とりあえず法律・・・・かな?

役に立たない法律のお話をしましょう

為政者は法を守れ

2013-01-20 01:08:00 | 指定なし

 大阪市の橋下市長が,桜宮高校の入試中止や教員の総入れ替えに慎重な市教委に対して,予算を“人質”に圧力をかけたという。


 


 市長の言う内容は,桜宮高校を含め,教育機関のあり方を正すという意味では,ある意味正当かもしれないが,それが哲学や価値観の問題であるとして,教委に従うことを要求するというのであれば,それは,教育委員会に対する政治介入である。


 


 日本において,地方公共団体の中に,教育委員会を設置し,公選首長との間に一線を画しているのは,教育に対する政治介入を防止するためである。今回の橋下市長の発言は,自らが市長の立場にあることに基づき,市長が左右することのできる予算や教育庁や教育委員の人事を盾にとって,自らの個人的な意図を実現しようとするものであって,明らかに政治介入といわなければならない。


 


 そのことは,自分が間違っているというなら,選挙で落とせという発言にも現れている。


 


 しかし,いくら公選首長であっても,現に施行されている法律は守らなければならない。それは,国民一般の義務であるとともに,特に,為政者にとっては大きな義務であるといわなければならない。なぜなら,法の支配,それを行政のレベルに落とし込んできた法律による行政の原理は,法律によって,行政が,為政者個人の意志(悪くいえば恣意)に左右されることを防止するという大きな目的があるからである。そもそもが憲法が,そして,憲法の本で制定された多くの法律が,いろいろな批判はあるにせよ,これが為政者の手足を縛り,その恣意によって行政が左右されることを防ぐという実際の機能を有してきたことは間違いないところである。


 


 だから,為政者としては,法律があることによって,自らの考える施策が実施できなくとも,法には従わなければならないのである。仮に,今回の橋下市長の意見が正しいとしても,ここで教育に対する主張の政治介入を許してしまえば,それが先例となって,正しくない考えによる介入も許される恐れが生じてくる。


 


 市長は,政治的に変更しているとされる教職員組合の政治介入を排除しようとしている。
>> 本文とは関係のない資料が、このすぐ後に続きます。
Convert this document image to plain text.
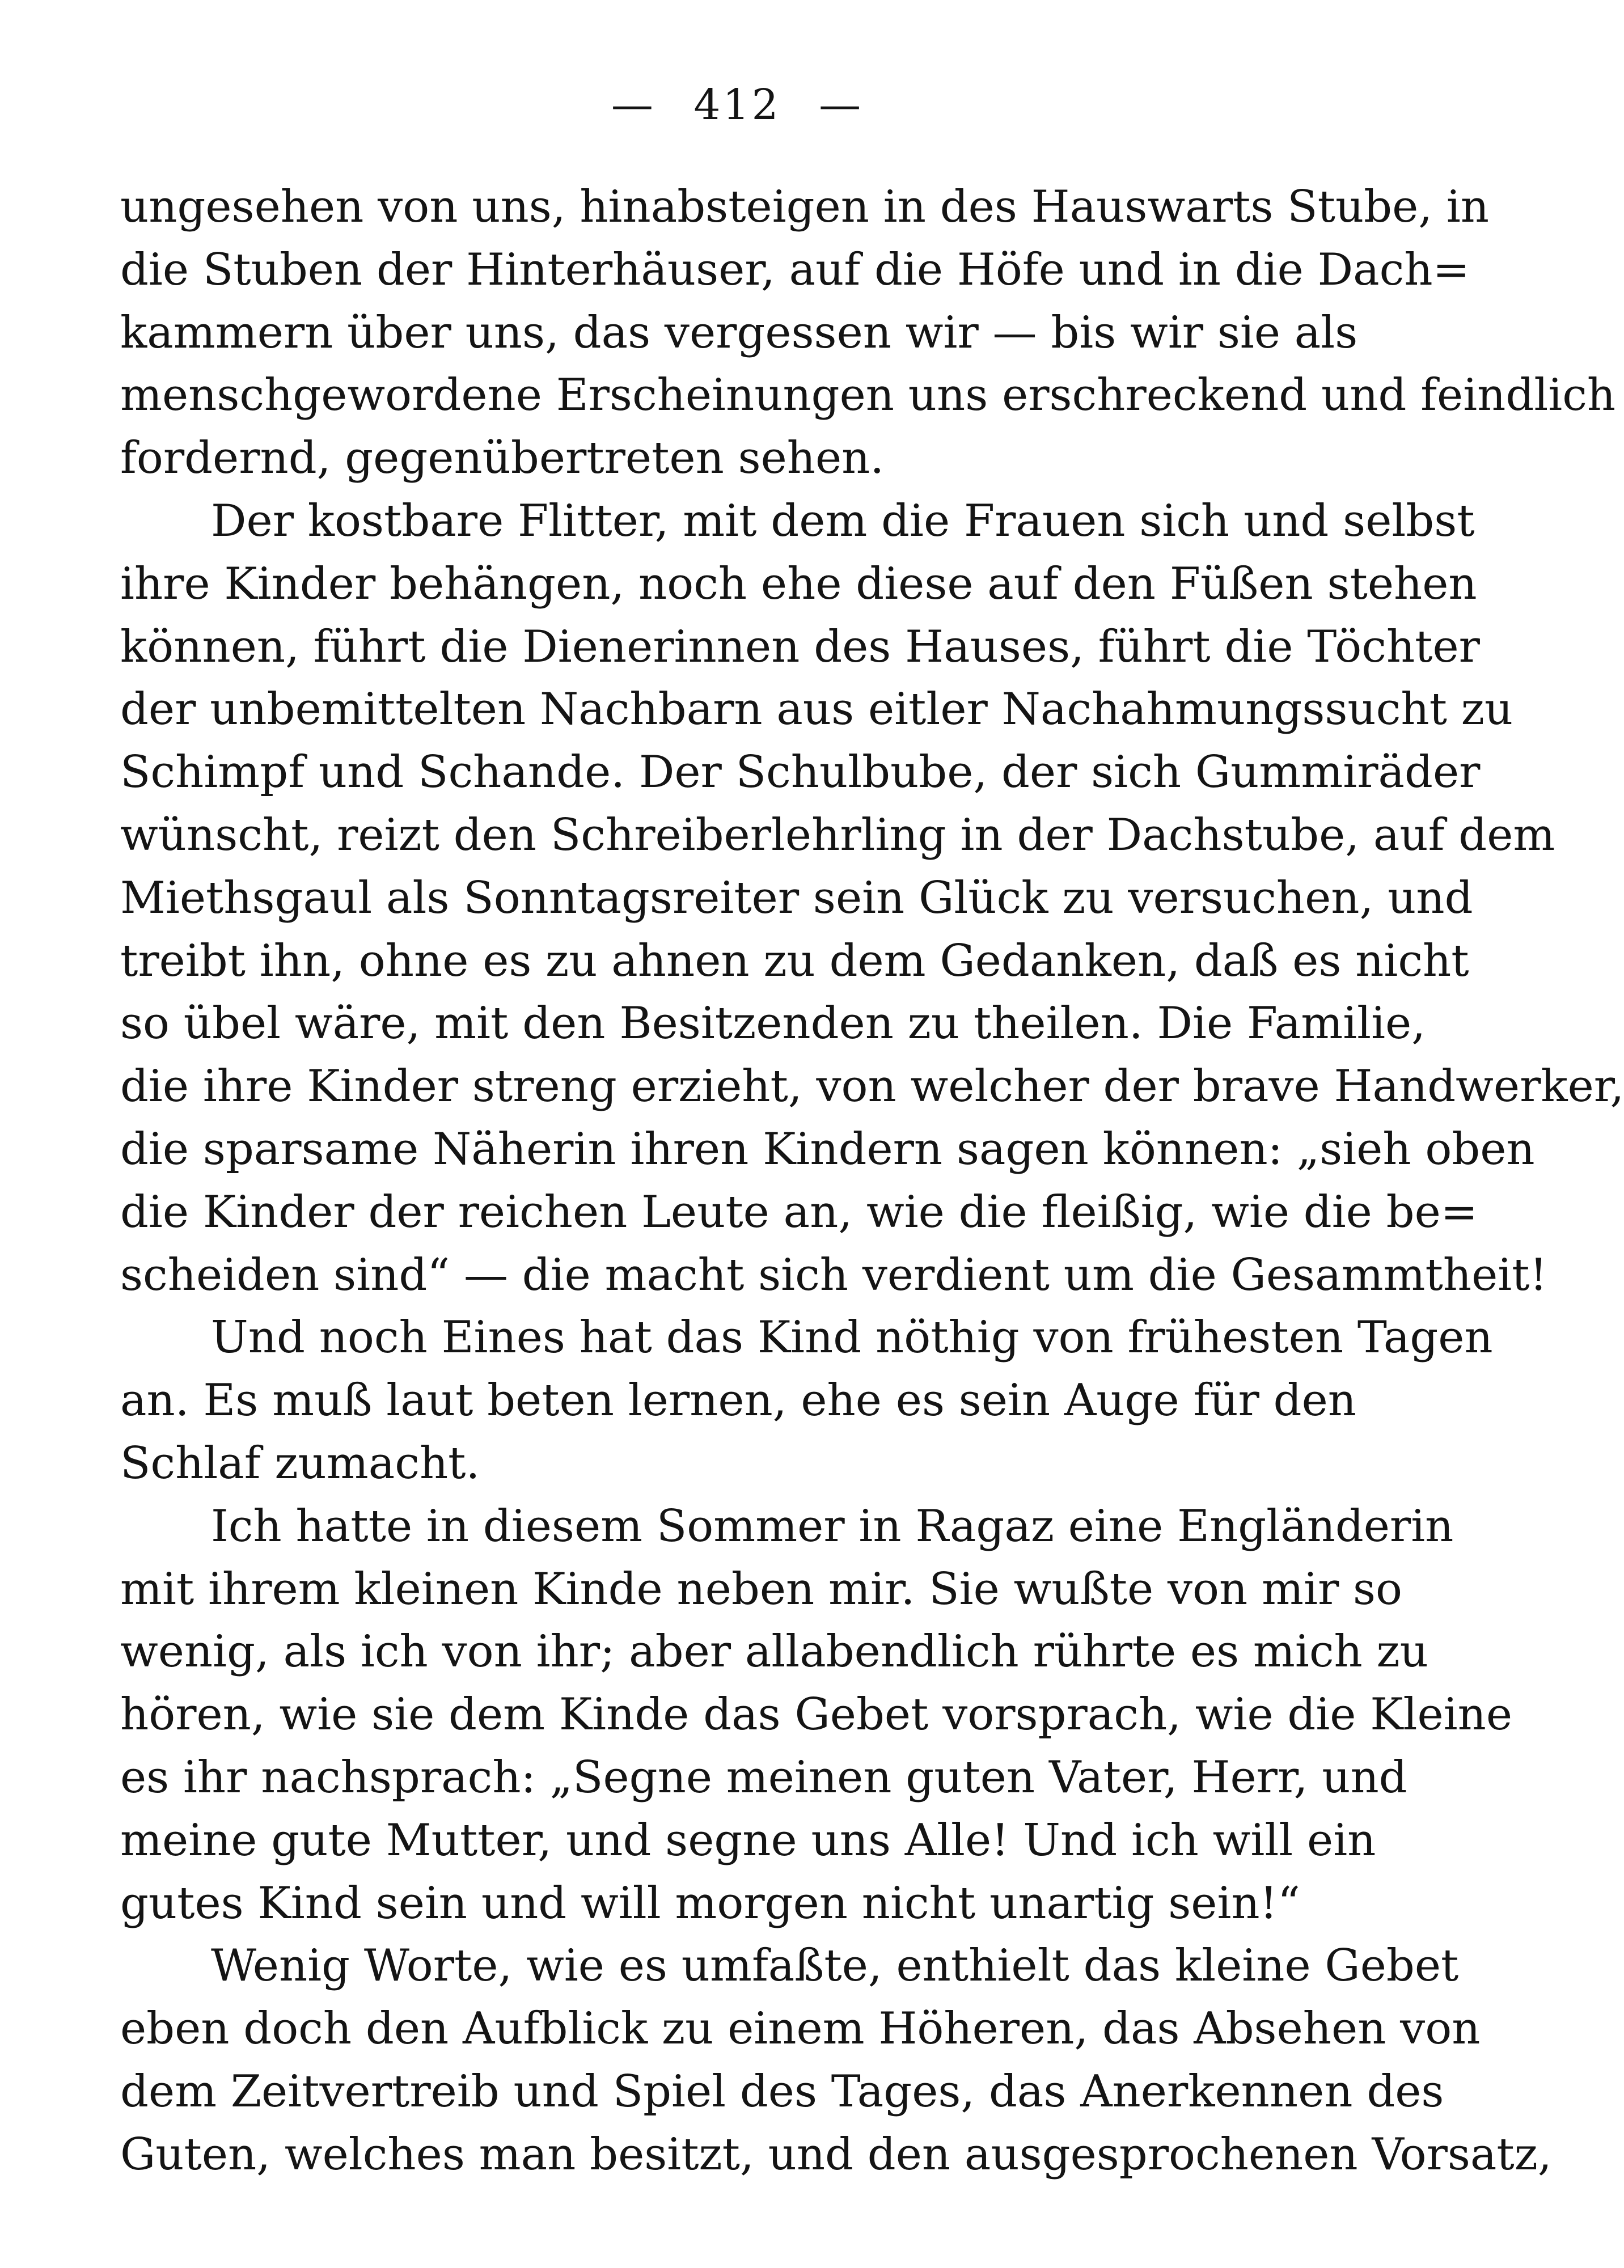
— 412 —
ungesehen von uns, hinabsteigen in des Hauswarts Stube, in
die Stuben der Hinterhäuser, auf die Höfe und in die Dach=
kammern über uns, das vergessen wir — bis wir sie als
menschgewordene Erscheinungen uns erschreckend und feindlich
fordernd, gegenübertreten sehen.
Der kostbare Flitter, mit dem die Frauen sich und selbst
ihre Kinder behängen, noch ehe diese auf den Füßen stehen
können, führt die Dienerinnen des Hauses, führt die Töchter
der unbemittelten Nachbarn aus eitler Nachahmungssucht zu
Schimpf und Schande. Der Schulbube, der sich Gummiräder
wünscht, reizt den Schreiberlehrling in der Dachstube, auf dem
Miethsgaul als Sonntagsreiter sein Glück zu versuchen, und
treibt ihn, ohne es zu ahnen zu dem Gedanken, daß es nicht
so übel wäre, mit den Besitzenden zu theilen. Die Familie,
die ihre Kinder streng erzieht, von welcher der brave Handwerker,
die sparsame Näherin ihren Kindern sagen können: „sieh oben
die Kinder der reichen Leute an, wie die fleißig, wie die be=
scheiden sind“ — die macht sich verdient um die Gesammtheit!
Und noch Eines hat das Kind nöthig von frühesten Tagen
an. Es muß laut beten lernen, ehe es sein Auge für den
Schlaf zumacht.
Ich hatte in diesem Sommer in Ragaz eine Engländerin
mit ihrem kleinen Kinde neben mir. Sie wußte von mir so
wenig, als ich von ihr; aber allabendlich rührte es mich zu
hören, wie sie dem Kinde das Gebet vorsprach, wie die Kleine
es ihr nachsprach: „Segne meinen guten Vater, Herr, und
meine gute Mutter, und segne uns Alle! Und ich will ein
gutes Kind sein und will morgen nicht unartig sein!“
Wenig Worte, wie es umfaßte, enthielt das kleine Gebet
eben doch den Aufblick zu einem Höheren, das Absehen von
dem Zeitvertreib und Spiel des Tages, das Anerkennen des
Guten, welches man besitzt, und den ausgesprochenen Vorsatz,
しかし,そうであれば,そうであるだけに,自らによる政治介入も自制しなければ,言うことが一貫していない。


 


 たしかに,現状では,桜宮高校における教育の暴力体質の排除をどうやって実現するかという問題と,現に桜宮高校で学び,あるいは,桜宮高校で学ぶことを志す生徒の利益をどうやって護るかという問題とが相克している状況にあり,それは,一種の政治問題であると思える。


 


 しかし,その政治問題を解決するのは,個人の政治介入を志す首長からは独立した,教育委員会の仕事であって,首長ではない。


 


 いくら選挙での支持が高いからといって,選挙による支持は万能ではない。選挙による支持があるからといって,公選首長が法律を守らないというのであれば,それは法によらない独裁制でしかない。